Price manipulation is common within the crypto ecosystem. In 2018, there were thousands of pump and dumps. This is also frequent in penny stocks as well, but who’s to say you can’t take advantage of these fraudulent events?

If you can spot a potential pump in advance, they can be extremely profitable. The only legit way of doing this is by trying to discover an upsurge of PR and spam emails promoting a micro cap coin. This is often a warning sign that a pump is imminent.

You can do this by setting up twitter alerts as well as follow the company’s twitter profile for notifications. If you’re quick enough, you’ll be able to catch most of the pump once the release of information has been posted on their twitter account.

Another common way of detecting pumps is by analyzing charts and recognizing gaps of time in between each pump. For example, analyzing a chart that has had 2 – 3 pumps with a 7 – 9 day gap in between them has a high chance of occurring again.

From there, you would simply place a buy order on the fifth or sixth day (near support) and wait for the same pattern to emerge. Patience is key for this strategy to pay off.
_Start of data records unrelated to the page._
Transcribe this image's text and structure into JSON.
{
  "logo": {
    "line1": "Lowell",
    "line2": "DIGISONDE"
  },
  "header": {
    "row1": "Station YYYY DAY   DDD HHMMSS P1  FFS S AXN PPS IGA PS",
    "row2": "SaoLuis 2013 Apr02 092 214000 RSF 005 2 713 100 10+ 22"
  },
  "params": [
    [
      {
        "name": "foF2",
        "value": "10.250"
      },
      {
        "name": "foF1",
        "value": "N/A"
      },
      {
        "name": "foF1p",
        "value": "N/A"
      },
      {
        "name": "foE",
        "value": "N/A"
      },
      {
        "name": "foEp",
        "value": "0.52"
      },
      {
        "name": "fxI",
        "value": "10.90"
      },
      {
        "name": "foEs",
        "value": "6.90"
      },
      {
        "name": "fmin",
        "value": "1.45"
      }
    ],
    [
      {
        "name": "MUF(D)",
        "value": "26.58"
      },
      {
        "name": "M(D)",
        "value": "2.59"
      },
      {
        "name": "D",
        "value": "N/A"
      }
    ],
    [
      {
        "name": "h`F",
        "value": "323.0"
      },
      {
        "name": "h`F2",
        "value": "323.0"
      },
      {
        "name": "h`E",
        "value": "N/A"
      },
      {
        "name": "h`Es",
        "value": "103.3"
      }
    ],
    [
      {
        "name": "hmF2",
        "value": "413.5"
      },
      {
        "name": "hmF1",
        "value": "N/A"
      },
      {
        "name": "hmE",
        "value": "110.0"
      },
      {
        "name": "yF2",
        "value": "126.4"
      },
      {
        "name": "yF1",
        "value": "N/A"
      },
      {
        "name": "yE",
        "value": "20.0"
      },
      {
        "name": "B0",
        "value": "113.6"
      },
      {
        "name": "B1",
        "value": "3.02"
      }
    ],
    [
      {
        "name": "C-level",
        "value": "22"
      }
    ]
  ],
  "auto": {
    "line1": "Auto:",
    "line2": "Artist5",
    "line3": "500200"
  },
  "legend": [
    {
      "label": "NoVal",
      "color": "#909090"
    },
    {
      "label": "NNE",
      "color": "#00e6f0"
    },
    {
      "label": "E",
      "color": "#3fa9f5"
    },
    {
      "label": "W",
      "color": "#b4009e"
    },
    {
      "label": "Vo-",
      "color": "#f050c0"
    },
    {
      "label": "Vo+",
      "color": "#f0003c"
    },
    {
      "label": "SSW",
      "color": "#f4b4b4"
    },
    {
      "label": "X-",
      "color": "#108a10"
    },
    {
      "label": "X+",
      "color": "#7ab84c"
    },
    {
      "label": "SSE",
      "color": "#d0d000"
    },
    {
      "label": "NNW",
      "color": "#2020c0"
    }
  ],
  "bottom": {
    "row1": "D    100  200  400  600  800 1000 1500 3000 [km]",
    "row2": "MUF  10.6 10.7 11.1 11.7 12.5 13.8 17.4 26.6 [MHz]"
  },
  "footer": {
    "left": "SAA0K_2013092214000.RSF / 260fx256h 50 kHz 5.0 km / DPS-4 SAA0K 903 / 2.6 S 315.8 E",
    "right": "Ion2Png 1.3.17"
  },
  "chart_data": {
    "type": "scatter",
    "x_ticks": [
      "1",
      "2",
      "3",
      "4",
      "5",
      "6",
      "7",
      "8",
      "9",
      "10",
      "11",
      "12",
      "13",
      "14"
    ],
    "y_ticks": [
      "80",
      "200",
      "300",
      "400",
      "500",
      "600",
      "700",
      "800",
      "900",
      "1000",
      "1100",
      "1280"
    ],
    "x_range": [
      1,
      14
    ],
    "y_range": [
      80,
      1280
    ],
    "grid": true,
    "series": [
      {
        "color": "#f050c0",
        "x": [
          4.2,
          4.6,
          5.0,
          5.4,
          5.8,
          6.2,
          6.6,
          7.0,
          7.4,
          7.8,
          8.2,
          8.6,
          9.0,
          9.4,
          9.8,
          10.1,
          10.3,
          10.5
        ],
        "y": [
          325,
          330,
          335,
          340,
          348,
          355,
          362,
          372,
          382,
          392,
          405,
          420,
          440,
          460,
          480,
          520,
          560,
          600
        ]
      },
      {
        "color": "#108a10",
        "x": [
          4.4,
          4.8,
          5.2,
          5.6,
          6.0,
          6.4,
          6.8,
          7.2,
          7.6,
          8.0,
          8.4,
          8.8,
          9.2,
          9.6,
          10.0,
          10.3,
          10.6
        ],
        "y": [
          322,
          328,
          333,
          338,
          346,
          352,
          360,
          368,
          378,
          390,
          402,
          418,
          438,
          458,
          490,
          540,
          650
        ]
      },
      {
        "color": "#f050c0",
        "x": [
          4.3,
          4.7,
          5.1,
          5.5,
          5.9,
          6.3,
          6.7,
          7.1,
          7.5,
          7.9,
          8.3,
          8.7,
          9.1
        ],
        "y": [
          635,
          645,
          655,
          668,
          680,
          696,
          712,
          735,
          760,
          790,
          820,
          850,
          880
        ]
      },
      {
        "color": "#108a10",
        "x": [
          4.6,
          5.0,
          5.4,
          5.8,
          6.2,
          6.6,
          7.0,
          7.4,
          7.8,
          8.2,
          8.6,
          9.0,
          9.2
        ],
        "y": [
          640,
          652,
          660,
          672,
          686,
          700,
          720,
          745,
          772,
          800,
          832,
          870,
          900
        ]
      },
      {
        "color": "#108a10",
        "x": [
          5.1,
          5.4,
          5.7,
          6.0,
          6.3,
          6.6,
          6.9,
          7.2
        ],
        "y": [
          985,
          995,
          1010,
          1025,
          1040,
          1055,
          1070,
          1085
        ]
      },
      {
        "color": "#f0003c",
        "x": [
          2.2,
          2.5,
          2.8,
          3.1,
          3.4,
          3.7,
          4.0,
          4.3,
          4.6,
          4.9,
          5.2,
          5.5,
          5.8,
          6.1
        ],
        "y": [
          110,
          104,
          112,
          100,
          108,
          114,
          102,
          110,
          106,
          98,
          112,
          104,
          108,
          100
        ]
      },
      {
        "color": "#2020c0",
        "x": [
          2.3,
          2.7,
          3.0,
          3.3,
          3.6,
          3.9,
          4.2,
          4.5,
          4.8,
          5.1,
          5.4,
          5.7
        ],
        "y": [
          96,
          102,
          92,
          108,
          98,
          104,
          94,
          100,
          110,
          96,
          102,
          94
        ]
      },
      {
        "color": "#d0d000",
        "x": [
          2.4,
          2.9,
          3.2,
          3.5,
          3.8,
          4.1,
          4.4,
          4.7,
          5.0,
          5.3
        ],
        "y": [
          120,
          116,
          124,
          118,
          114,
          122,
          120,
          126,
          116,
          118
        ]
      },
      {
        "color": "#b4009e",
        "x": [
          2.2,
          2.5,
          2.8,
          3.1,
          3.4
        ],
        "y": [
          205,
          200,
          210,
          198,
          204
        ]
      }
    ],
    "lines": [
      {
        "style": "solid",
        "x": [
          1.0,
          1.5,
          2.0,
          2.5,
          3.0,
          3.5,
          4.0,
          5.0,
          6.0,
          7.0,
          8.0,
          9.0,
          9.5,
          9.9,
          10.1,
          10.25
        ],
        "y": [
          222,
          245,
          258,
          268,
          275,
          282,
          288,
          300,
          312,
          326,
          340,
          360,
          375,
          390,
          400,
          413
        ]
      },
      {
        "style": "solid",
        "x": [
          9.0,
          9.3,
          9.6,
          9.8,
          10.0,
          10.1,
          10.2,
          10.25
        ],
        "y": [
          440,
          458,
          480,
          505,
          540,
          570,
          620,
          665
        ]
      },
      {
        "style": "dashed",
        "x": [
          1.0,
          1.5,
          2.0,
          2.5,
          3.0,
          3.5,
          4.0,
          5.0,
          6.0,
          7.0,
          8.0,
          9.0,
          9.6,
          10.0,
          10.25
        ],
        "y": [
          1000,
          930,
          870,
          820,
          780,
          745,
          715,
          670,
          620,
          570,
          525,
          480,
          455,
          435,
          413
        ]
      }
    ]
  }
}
Using Technical Analysis Indicators

Technical indicators such as Relative Strength Index (RSI), Moving Averages, and Moving Average Convergence Divergence (MACD) can help you predict whether a coin is going through a bearish or bullish trend. Obviously, you want to stay away from any coin that has been experiencing an extended bearish trend.


Trading micro cap coins isn’t for everyone. You need to have a high tolerance of risk, unbridled patience, and an ability to react quickly to unforeseen situations. However, with all that said, the risk can definitely pay off in spades.

If you’re up to the risky endeavor, diversifying your crypto portfolio with these highly lucrative coins can result in exponential returns, within a rather short amount of time.